The classic common law connecting factors of situs for immovables and domicile for movables are equally not impervious to the changing PIL of other jurisdictions. Renvoi from the state of domicile, by virtue of a connecting factor there of nationality or habitual residence, may send the succession law back in any event. The choice of law/professio juris provisions introduced, for example, into Dutch and Swiss law, means that someone domiciled in those jurisdictions, but a citizen of a common law jurisdiction, may be able to choose a common law to apply to their succession in any event.
Failure in the past to understand and legislate for the likely changing future has left a number of loopholes and equitable deserts.
Conventions, treaties and regulations can sweep like a tide across the existing legal landscape, producing further new sandbanks for the unwary
The Succession (Scotland) Act 1964 removed the right of a surviving spouse to a usufruct (the widow’s terce or the widower’s courtesy) in one third of heritable (immovable) property on the death of a spouse. Since 1964 Scottish succession legal (as opposed to prior) rights apply only to the movable property of Scottish domiciled persons. The Scottish Law Commission has now suggested a sensible way forward: that the new Scottish rights on succession should apply to any assets governed by Scottish succession law.

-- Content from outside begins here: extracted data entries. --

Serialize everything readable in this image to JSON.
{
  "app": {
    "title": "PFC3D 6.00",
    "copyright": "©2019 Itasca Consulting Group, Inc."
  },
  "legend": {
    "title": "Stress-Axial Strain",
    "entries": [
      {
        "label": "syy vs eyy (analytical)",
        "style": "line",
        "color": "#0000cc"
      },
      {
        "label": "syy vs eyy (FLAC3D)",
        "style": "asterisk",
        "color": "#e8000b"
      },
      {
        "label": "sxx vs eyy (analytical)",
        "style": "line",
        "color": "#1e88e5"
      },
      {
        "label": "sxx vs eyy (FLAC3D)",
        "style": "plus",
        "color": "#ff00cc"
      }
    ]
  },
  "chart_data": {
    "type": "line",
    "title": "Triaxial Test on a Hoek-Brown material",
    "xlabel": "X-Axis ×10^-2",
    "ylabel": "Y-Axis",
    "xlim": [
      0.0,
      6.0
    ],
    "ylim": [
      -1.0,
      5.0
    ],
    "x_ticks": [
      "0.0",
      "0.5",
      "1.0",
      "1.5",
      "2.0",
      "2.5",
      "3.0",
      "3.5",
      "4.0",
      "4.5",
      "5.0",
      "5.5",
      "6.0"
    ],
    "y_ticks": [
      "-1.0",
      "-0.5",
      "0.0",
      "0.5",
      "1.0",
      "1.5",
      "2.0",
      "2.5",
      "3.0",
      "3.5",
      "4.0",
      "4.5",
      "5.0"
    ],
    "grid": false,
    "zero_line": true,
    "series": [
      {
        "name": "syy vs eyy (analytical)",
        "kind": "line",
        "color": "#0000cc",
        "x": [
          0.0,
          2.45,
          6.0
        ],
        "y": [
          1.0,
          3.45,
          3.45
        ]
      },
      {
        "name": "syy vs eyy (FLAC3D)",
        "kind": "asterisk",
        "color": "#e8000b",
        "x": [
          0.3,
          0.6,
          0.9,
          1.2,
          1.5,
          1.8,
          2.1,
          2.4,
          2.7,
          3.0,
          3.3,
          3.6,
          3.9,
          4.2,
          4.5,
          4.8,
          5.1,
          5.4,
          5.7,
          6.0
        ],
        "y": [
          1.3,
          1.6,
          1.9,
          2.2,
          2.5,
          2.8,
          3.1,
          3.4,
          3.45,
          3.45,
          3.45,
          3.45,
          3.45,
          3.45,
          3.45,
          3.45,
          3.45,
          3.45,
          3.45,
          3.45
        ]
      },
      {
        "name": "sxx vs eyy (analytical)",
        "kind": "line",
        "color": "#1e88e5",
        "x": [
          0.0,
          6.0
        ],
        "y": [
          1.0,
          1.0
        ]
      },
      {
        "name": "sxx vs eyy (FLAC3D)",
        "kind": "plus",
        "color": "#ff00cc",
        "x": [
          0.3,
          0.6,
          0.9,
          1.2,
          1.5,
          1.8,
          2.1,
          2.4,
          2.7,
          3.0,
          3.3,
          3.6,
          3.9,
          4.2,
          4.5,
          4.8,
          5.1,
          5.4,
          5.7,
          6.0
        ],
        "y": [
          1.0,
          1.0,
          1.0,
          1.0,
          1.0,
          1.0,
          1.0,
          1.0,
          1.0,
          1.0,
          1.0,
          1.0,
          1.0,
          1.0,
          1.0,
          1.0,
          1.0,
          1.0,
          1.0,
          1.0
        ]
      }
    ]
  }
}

The rights under the Inheritance (Provision for Family and Dependants) Act 1975 in England and Wales only apply to the estates of persons dying domiciled in England and Wales. Immovable property in England and Wales of a person dying domiciled elsewhere has been unassailable. It is hoped that the Law Commission of England and Wales, in its report and draft bill to be published in late 2011, will also suggest a suitable plug for this particular gaping hole.
The changes introduced into the law of England and Wales by the 2000 Hague Convention on the International Protection of Adults using the connecting factor of habitual residence, rather than that of domicile, have highlighted the gap now left in relation to statutory wills, in which connecting factors of domicile and situs for immovables are still retained.
The recent New South Wales (NSW) case of Taylor v Farrugia  NSWSC 801 is an interesting insight into how NSW deals with these issues. NSW retains jurisdiction for NSW immovables under the Succession Act 2006 (formerly the Family Provision Act 1982), even when the deceased died domiciled outside NSW (in this case in a constituent part of the EU, Malta). Brereton J used the fact that the defendant’s son, John Farrugia, lived in Malta, whilst the plaintiffs (as they still say in NSW) lived in NSW, to partition the Maltese assets to John as the Maltese resident defendant, by obtaining undertakings from the plaintiffs that they would disclaim their inheritance rights under Maltese law.
NSW law does not, however, deal with the problem of movables subject to a choice of NSW succession law.
The solution is that legislators must learn to limit jurisdiction and enforceability, with reference to the applicability of particular succession law, rather than to current narrow connecting factors, which are always likely to be subject to change and the effects of renvoi and professio juris in other jurisdictions.